Faith Column: The story of your life
A lasting legacy: What kind of story will you leave behind?
On March 19, Fred Phelps, the founder of the Westboro Baptist church, passed away. The next day, his son Nate Phelps spoke at Mount Royal University.
For those of you that don’t know, the Westboro Baptist Church is an unaffiliated Baptist church in Topeka, Kansas. They are well known for their strong hate speech towards homosexuals and their frequent picketing of funerals.
Nate Phelps, son of Fred Phelps, left the church and left home when he was 18. He now tours around speaking against the ideas of the Westboro Baptist Church and promoting acceptance and equality.
At the end of his regular lecture, Nate read a press release he had written regarding his father’s death. In it he said that, unfortunately, even though his father has died, the negative ideas that he promoted still live on. His legacy of hate will continue on through both the Westboro Baptist Church and many others who are encouraging prejudice and violence. I don’t know what will be written on his headstone, but I do know that the way he has been portrayed in the media will be the way will be remembered.
We live in a digital age. Facebook, Tumblr, Instagram — photos that we take end up on the Internet instantaneously, and can stay there for eternity. We don’t often think of how we are presenting ourselves.
With the end of the semester a mere couple of weeks away, I am transferring files and uploading a whole host of videos I’ve made to my website as a demo reel. When graduating from broadcasting; a demo reel is your entire legacy. Other students in our program made a graduation video where each of us shared gossip about our classmates. The “dirt” that was dug up on people, might not follow us for a lifetime, but for a brief moment, it becomes our legacy.
A legacy is also something (an object or a reputation) that can be passed on.
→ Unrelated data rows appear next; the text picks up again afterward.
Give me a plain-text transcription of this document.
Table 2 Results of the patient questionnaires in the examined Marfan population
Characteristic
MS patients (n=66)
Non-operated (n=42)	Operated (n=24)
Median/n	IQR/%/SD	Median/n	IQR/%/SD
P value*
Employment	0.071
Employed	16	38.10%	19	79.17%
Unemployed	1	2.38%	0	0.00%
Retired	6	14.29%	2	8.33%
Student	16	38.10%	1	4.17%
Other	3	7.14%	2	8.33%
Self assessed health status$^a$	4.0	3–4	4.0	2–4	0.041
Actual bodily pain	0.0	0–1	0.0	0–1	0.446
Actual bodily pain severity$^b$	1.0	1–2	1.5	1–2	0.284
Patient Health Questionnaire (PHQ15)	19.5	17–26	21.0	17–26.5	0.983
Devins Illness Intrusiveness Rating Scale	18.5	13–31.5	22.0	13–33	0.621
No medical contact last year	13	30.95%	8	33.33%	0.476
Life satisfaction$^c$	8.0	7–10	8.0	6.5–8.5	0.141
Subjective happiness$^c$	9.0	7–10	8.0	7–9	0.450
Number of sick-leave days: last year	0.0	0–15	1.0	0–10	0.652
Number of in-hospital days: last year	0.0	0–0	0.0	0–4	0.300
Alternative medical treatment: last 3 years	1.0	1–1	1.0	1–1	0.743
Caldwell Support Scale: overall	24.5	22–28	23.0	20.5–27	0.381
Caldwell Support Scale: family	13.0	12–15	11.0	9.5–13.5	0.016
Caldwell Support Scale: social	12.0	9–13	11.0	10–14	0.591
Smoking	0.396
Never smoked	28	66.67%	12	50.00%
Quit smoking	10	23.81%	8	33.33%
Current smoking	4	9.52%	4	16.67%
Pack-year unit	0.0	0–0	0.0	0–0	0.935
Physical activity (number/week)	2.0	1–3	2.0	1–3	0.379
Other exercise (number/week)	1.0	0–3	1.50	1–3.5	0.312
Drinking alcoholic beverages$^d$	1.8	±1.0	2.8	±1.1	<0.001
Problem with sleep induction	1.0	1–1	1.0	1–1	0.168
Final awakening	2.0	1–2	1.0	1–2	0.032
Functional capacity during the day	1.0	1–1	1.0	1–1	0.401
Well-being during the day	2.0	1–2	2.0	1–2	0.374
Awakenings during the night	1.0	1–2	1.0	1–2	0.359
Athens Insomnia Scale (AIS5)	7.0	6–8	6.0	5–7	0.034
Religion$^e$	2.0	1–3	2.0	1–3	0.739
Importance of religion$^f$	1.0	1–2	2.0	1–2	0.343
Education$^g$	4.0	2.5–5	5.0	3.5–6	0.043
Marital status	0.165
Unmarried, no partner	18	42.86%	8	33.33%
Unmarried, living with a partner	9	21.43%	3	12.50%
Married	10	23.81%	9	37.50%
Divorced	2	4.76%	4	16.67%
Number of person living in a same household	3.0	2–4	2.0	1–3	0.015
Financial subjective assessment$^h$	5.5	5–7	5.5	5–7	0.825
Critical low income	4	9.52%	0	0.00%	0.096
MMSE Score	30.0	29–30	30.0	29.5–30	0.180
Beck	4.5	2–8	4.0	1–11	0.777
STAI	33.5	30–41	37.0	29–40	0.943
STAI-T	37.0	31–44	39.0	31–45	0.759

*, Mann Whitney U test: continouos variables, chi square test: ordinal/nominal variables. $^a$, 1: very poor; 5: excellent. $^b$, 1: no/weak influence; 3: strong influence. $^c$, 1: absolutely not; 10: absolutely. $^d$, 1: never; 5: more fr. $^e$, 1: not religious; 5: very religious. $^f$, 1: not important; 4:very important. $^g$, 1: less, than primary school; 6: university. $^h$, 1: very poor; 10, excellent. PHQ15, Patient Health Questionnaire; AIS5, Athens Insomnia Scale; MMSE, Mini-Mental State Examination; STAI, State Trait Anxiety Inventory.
This is the last issue of The Reflector for this school year. Whatever is written on these pages will be the legacy we leave for the next four months until our positions are picked up by a new team in the fall.
When I came in eight months ago, I was handed a legacy of despair and hopelessness from the previous faith columnist. One thing that Nate Phelps and I seem to have in common is that we both desire to leave a legacy of hope in our wake. He believes that by spreading a message of acceptance and community in an atmosphere characterized by the absence of faith, the world can have the greatest hope. I would argue that hope in its most inspiring form exists within a faith environment.
Now this isn’t the first time I’ve mentioned hope. In fact, at the start of this academic year I wrote a whole column about it. In the three months since then I have progressively watched myself and countless others close to me slip into fits of hopelessness. However, in full circle of the very first topic I had the privilege of writing back in August, I pray that you don’t stop at hopelessness. It is my hope that the past eight months have been a learning experience for you, more than just in your field of study. I hope that as you move forward from this place, whether you are coming back to it soon or transitioning into a new phase of life, that you make every action an intentional investment into your legacy. I hope that you can look back and not see hate in your wake or a laundry list of “dirt” in your life. May your legacy be full of character and a hope that’s joyfully infectious. In the words of a traditional Irish blessing:
“May the road rise up to meet you. May the wind be always at your back. May the sun shine warm upon your face; the rains fall soft upon your fields and until we meet again, may God hold you in the palm of His hand.”